研究了神经酰胺结构类似物对大鼠脑线粒体神经酰胺酶(mt-CDase)的影响。目标化合物的设计主要基于对神经酰胺和鞘氨醇关键元素的修饰,包括立体化学、伯羟基和仲羟基、鞘氨醇主链中的反式双键以及酰胺键。mt-CDase受到以下物质的抑制:(1)D-赤藓糖神经酰胺(D-e-Cer)的所有立体异构体,L-苏阿糖型、D-苏阿糖型和L-赤藓糖型异构体的IC50分别为0.11、0.21和0.26 mol%;(2)鞘氨醇的所有立体异构体,IC50范围为0.04至0.14 mol%,N-甲基-D-赤藓糖鞘氨醇(N-Me-Sph,IC50 0.13 mol%);以及(3)D-赤藓糖脲-C16-神经酰胺(C16-脲-Cer,IC50 0.33 mol%)。
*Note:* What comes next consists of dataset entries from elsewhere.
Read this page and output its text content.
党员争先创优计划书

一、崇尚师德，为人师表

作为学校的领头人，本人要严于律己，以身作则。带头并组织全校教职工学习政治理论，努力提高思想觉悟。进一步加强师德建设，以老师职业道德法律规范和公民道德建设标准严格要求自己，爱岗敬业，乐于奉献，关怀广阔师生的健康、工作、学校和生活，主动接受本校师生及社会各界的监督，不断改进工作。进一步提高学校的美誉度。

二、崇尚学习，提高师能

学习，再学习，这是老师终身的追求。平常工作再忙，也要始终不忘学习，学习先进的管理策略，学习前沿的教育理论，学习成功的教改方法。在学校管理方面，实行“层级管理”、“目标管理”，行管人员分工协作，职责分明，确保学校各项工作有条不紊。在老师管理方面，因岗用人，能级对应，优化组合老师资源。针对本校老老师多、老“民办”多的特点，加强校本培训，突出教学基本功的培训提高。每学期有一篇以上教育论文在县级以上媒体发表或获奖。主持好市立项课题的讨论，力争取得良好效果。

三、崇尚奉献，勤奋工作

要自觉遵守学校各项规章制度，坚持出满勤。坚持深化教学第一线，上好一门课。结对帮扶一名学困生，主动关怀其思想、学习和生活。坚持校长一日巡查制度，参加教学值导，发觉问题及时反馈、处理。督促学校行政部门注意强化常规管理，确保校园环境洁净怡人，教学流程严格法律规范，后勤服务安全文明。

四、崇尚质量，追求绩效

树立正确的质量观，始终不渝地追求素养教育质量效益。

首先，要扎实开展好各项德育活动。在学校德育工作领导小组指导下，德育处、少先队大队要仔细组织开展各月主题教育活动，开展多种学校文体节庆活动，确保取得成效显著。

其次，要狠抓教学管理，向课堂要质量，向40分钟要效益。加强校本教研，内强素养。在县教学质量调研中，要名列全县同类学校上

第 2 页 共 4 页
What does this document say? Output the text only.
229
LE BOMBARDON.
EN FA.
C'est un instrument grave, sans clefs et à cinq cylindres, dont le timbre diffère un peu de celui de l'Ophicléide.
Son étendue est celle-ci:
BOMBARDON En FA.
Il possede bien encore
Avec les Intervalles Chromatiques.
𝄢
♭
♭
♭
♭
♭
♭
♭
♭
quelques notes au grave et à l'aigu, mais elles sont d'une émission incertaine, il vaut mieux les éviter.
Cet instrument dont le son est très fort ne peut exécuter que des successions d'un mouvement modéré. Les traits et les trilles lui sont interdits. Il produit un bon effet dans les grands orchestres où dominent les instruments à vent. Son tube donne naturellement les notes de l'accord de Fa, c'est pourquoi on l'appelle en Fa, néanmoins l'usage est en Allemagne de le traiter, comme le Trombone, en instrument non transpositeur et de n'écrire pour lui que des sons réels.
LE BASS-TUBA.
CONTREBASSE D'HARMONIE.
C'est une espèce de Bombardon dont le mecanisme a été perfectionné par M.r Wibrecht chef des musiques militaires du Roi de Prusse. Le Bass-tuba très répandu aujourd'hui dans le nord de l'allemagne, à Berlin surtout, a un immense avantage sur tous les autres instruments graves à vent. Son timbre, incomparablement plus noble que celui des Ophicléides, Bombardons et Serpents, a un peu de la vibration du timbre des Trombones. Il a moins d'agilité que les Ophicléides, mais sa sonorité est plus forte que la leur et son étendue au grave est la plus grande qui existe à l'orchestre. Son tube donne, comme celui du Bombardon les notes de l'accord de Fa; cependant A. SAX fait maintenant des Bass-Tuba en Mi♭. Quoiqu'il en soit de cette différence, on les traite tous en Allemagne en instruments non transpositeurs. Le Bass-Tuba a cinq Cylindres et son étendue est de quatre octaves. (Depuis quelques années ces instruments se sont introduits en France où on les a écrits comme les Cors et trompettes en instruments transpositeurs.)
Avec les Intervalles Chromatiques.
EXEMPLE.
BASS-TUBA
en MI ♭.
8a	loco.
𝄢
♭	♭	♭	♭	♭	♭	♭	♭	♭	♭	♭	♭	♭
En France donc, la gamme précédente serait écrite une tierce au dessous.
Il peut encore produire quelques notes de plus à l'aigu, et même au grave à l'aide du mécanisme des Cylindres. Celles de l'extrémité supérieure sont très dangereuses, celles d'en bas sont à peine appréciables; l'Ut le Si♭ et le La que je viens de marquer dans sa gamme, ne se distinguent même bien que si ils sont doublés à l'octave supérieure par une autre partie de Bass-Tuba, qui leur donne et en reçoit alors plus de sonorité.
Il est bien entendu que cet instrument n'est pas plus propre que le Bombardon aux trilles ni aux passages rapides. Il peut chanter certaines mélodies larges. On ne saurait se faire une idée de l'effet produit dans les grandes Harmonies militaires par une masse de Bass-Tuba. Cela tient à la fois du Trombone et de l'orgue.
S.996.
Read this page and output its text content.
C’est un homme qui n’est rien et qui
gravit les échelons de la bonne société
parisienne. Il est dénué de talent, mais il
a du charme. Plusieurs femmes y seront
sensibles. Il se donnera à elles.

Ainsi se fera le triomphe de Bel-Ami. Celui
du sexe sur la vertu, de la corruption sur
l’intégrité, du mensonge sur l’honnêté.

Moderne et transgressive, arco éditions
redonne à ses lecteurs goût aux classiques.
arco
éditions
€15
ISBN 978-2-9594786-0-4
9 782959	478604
该酶不受N-甲基神经酰胺(N-Me-C16-Cer)、1-O-甲基神经酰胺(1-O-Me-C16-Cer)、3-O-甲基神经酰胺(3-O-Me-C16-Cer)、顺式-D-赤藓糖神经酰胺(顺式-D-e-C16-Cer)和3-O-甲基-D-赤藓糖鞘氨醇(3-O-Me-Sph)的抑制。D-赤藓糖鞘氨醇(D-e-dh-Sph,IC50 0.20 mol%)、D-赤藓糖脱氢鞘氨醇(D-e-deh-Sph,IC50 0.25 mol%)、(2S)-3-酮鞘氨醇(3-酮-dh-Sph,IC50 0.34 mol%)、(2S)3-酮神经酰胺(3-酮-C16-Cer,IC50 0.60 mol%)和神经胺(C18-神经胺,IC50 0.62 mol%)对该酶的抑制作用较弱,1-O-甲基-D-赤藓糖鞘氨醇(1-O-Me-Sph)、顺式-D-赤藓糖鞘氨醇(顺式-D-e-Sph)(2S)-3-酮鞘氨醇(3-酮-Sph)、(2S)-3-酮脱氢鞘氨醇(3-酮-deh-Sph)和N,N-二甲基-D-赤藓糖鞘氨醇(N,N-二甲基-Sph)是弱抑制剂;而神经酰胺-1-磷酸(Cer-1-P)和鞘氨醇-1-磷酸(Sph-1-P)则刺激该酶。因此,对于抑制作用,该酶需要伯羟基和仲羟基、C4-C5双键、该双键的反式构型以及来自神经酰胺酰胺或鞘氨醇胺的NH质子。因此,这些结果提供了关于神经酰胺与酶相互作用要求的重要信息,并且表明配体与酶的相互作用以高亲和力低特异性的方式发生,这与对D-赤藓糖神经酰胺(D-e-Cer)具有高度特异性但亲和力较低的催化作用形成对比。此外,本研究鉴定出两种mt-CDase的竞争性抑制剂;脲神经酰胺(C16-脲-Cer)和神经胺(C18-神经胺),它们可能会进一步开发并用于了解mt-CDase在体外和生物反应中的机制。